Dies kann auch eine Chance für Warren sein, sich im besten Licht zu präsentieren. Mit Cory Booker und Beto O'Rourke hat sie immerhin zwei valable Gegner. Die Senatorin gehört zum linken Flügel, doch ihre Ideen für die Wirtschaft stossen weit darüber hinaus auf Zustimmung. Demokratische «Zentristen» können sich immer mehr mit einer Präsidentin Warren anfreunden.
«Feel the Bern», lautete seine Parole im Wahlkampf 2016. Mit seinen linken Ideen versetzte der selbst ernannte Sozialist, der nicht einmal Mitglied der Partei ist, vor allem junge Wählerinnen und Wähler in Ekstase. Damals aber musste sich Sanders nur an Hillary Clinton «abarbeiten». Jetzt muss er sich mit einer grossen Zahl von Rivalinnen und Rivalen herumschlagen, von denen einige seine Agenda zumindest teilweise übernommen haben.
Seine Umfragewerte sind gut, tendenziell aber rückläufig. Und mit 77 ist der Senator aus Vermont noch ein Jahr älter als Joe Biden, was ihm nicht hilft. «Ist Bernie Sanders erledigt?», fragte sich das Wirtschaftsportal Bloomberg. Dieser Abgesang ist verfrüht. Tatsache ist aber auch: Die demokratische Basis mag Sanders, aber nur wenige würden ihn wählen.
Mit ihrem Geschlecht und ihrer indisch-jamaikanischen Herkunft verkörpert die Senatorin aus Kalifornien die Vielfalt der heutigen demokratischen Partei. Damit kann sie in den Umfragen punkten, dennoch ist Harris' Wahlkampf kaum in Fahrt gekommen. Kritiker monieren, sie habe mit ihrem Mix aus progressiven und moderaten Ideen noch keine Nische gefunden.
In der polarisierten US-Politik könnte die 54-Jährige zwischen Stuhl und Bank fallen. Am Parteitag der Demokraten in ihrem Heimatstaat Kalifornien ging sie neben Elizabeth Warren regelrecht unter. In den letzten Tagen hat Kamala Harris versucht, ihre menschliche Seite gegenüber dem Politischen zu betonen. Aber sie ist mehr als andere auf eine starke Debatten-Performance angewiesen.
Der schwule Bürgermeister von South Bend in Indiana ist die bislang grösste Sensation im demokratischen Wahlkampf. Mit überzeugenden Fernsehauftritten und einer cleveren Strategie hat sich der telegene 37-Jährige vom Nobody in die Spitzengruppe katapultiert. Es sind beste Voraussetzungen, um in der Debatte gegen die mehr als doppelt so alten Biden und Sanders zu glänzen.
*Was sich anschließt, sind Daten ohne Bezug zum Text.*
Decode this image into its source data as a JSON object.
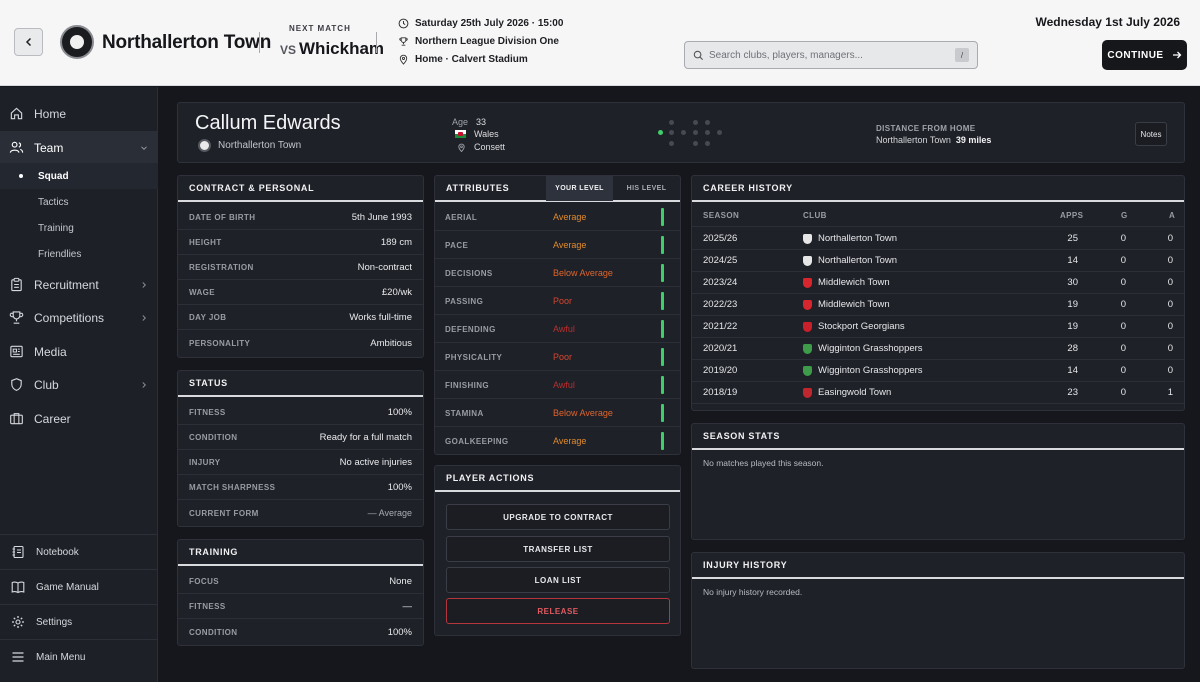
{
  "header": {
    "team_name": "Northallerton Town",
    "next_match_label": "NEXT MATCH",
    "vs": "VS",
    "opponent": "Whickham",
    "match_datetime": "Saturday 25th July 2026 · 15:00",
    "competition": "Northern League Division One",
    "venue": "Home · Calvert Stadium",
    "search_placeholder": "Search clubs, players, managers...",
    "search_shortcut": "/",
    "current_date": "Wednesday 1st July 2026",
    "continue_label": "CONTINUE"
  },
  "sidebar": {
    "items": [
      {
        "label": "Home",
        "icon": "home-icon"
      },
      {
        "label": "Team",
        "icon": "team-icon"
      },
      {
        "label": "Recruitment",
        "icon": "clipboard-icon"
      },
      {
        "label": "Competitions",
        "icon": "trophy-icon"
      },
      {
        "label": "Media",
        "icon": "newspaper-icon"
      },
      {
        "label": "Club",
        "icon": "shield-icon"
      },
      {
        "label": "Career",
        "icon": "briefcase-icon"
      }
    ],
    "team_sub": [
      "Squad",
      "Tactics",
      "Training",
      "Friendlies"
    ],
    "bottom": [
      "Notebook",
      "Game Manual",
      "Settings",
      "Main Menu"
    ]
  },
  "player": {
    "name": "Callum Edwards",
    "club": "Northallerton Town",
    "age_label": "Age",
    "age": "33",
    "nationality": "Wales",
    "birthplace": "Consett",
    "distance_label": "DISTANCE FROM HOME",
    "distance_club": "Northallerton Town",
    "distance_value": "39 miles",
    "notes_label": "Notes"
  },
  "contract": {
    "title": "CONTRACT & PERSONAL",
    "rows": [
      {
        "k": "Date of Birth",
        "v": "5th June 1993"
      },
      {
        "k": "Height",
        "v": "189 cm"
      },
      {
        "k": "Registration",
        "v": "Non-contract"
      },
      {
        "k": "Wage",
        "v": "£20/wk"
      },
      {
        "k": "Day Job",
        "v": "Works full-time"
      },
      {
        "k": "Personality",
        "v": "Ambitious"
      }
    ]
  },
  "status": {
    "title": "STATUS",
    "rows": [
      {
        "k": "Fitness",
        "v": "100%"
      },
      {
        "k": "Condition",
        "v": "Ready for a full match"
      },
      {
        "k": "Injury",
        "v": "No active injuries"
      },
      {
        "k": "Match Sharpness",
        "v": "100%"
      },
      {
        "k": "Current Form",
        "v": "— Average"
      }
    ]
  },
  "training": {
    "title": "TRAINING",
    "rows": [
      {
        "k": "Focus",
        "v": "None"
      },
      {
        "k": "Fitness",
        "v": "—"
      },
      {
        "k": "Condition",
        "v": "100%"
      }
    ]
  },
  "attributes": {
    "title": "ATTRIBUTES",
    "tab_your": "YOUR LEVEL",
    "tab_his": "HIS LEVEL",
    "rows": [
      {
        "k": "AERIAL",
        "v": "Average",
        "color": "#e08a2c"
      },
      {
        "k": "PACE",
        "v": "Average",
        "color": "#e08a2c"
      },
      {
        "k": "DECISIONS",
        "v": "Below Average",
        "color": "#e0642c"
      },
      {
        "k": "PASSING",
        "v": "Poor",
        "color": "#d9452e"
      },
      {
        "k": "DEFENDING",
        "v": "Awful",
        "color": "#b8302f"
      },
      {
        "k": "PHYSICALITY",
        "v": "Poor",
        "color": "#d9452e"
      },
      {
        "k": "FINISHING",
        "v": "Awful",
        "color": "#b8302f"
      },
      {
        "k": "STAMINA",
        "v": "Below Average",
        "color": "#e0642c"
      },
      {
        "k": "GOALKEEPING",
        "v": "Average",
        "color": "#e08a2c"
      }
    ]
  },
  "actions": {
    "title": "PLAYER ACTIONS",
    "upgrade": "UPGRADE TO CONTRACT",
    "transfer": "TRANSFER LIST",
    "loan": "LOAN LIST",
    "release": "RELEASE"
  },
  "career": {
    "title": "CAREER HISTORY",
    "columns": [
      "SEASON",
      "CLUB",
      "APPS",
      "G",
      "A"
    ],
    "rows": [
      {
        "season": "2025/26",
        "club": "Northallerton Town",
        "apps": "25",
        "g": "0",
        "a": "0",
        "crest": "#e6e6e6"
      },
      {
        "season": "2024/25",
        "club": "Northallerton Town",
        "apps": "14",
        "g": "0",
        "a": "0",
        "crest": "#e6e6e6"
      },
      {
        "season": "2023/24",
        "club": "Middlewich Town",
        "apps": "30",
        "g": "0",
        "a": "0",
        "crest": "#d7262e"
      },
      {
        "season": "2022/23",
        "club": "Middlewich Town",
        "apps": "19",
        "g": "0",
        "a": "0",
        "crest": "#d7262e"
      },
      {
        "season": "2021/22",
        "club": "Stockport Georgians",
        "apps": "19",
        "g": "0",
        "a": "0",
        "crest": "#c9202c"
      },
      {
        "season": "2020/21",
        "club": "Wigginton Grasshoppers",
        "apps": "28",
        "g": "0",
        "a": "0",
        "crest": "#3d9b4a"
      },
      {
        "season": "2019/20",
        "club": "Wigginton Grasshoppers",
        "apps": "14",
        "g": "0",
        "a": "0",
        "crest": "#3d9b4a"
      },
      {
        "season": "2018/19",
        "club": "Easingwold Town",
        "apps": "23",
        "g": "0",
        "a": "1",
        "crest": "#c0262d"
      }
    ]
  },
  "season_stats": {
    "title": "SEASON STATS",
    "empty": "No matches played this season."
  },
  "injury_history": {
    "title": "INJURY HISTORY",
    "empty": "No injury history recorded."
  }
}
Am Wochenende aber musste Buttigieg seine erste Bewährungsprobe bestehen. In South Bend hatte ein weisser Polizist einen Schwarzen erschossen. Bei der Rückkehr in seine Heimatstadt sah sich «Mayor Pete» mit wütenden Afroamerikanern konfrontiert. Die Episode offenbart seine bislang grösste Schwäche: Für Schwarze und Latinos ist Buttigieg einfach ein weiterer weisser Mann.
Mit den fünf Spitzenreitern können bislang nur Cory Booker und Beto O'Rourke in den Umfragen halbwegs mithalten. Umso mehr darf man gespannt sein, wie sich der grosse Rest in den Debatten schlägt. Bis zur ersten Vorwahl dauert es noch mehr als ein halbes Jahr. Sie findet am 3. Februar 2020 statt, wie immer im Staat Iowa.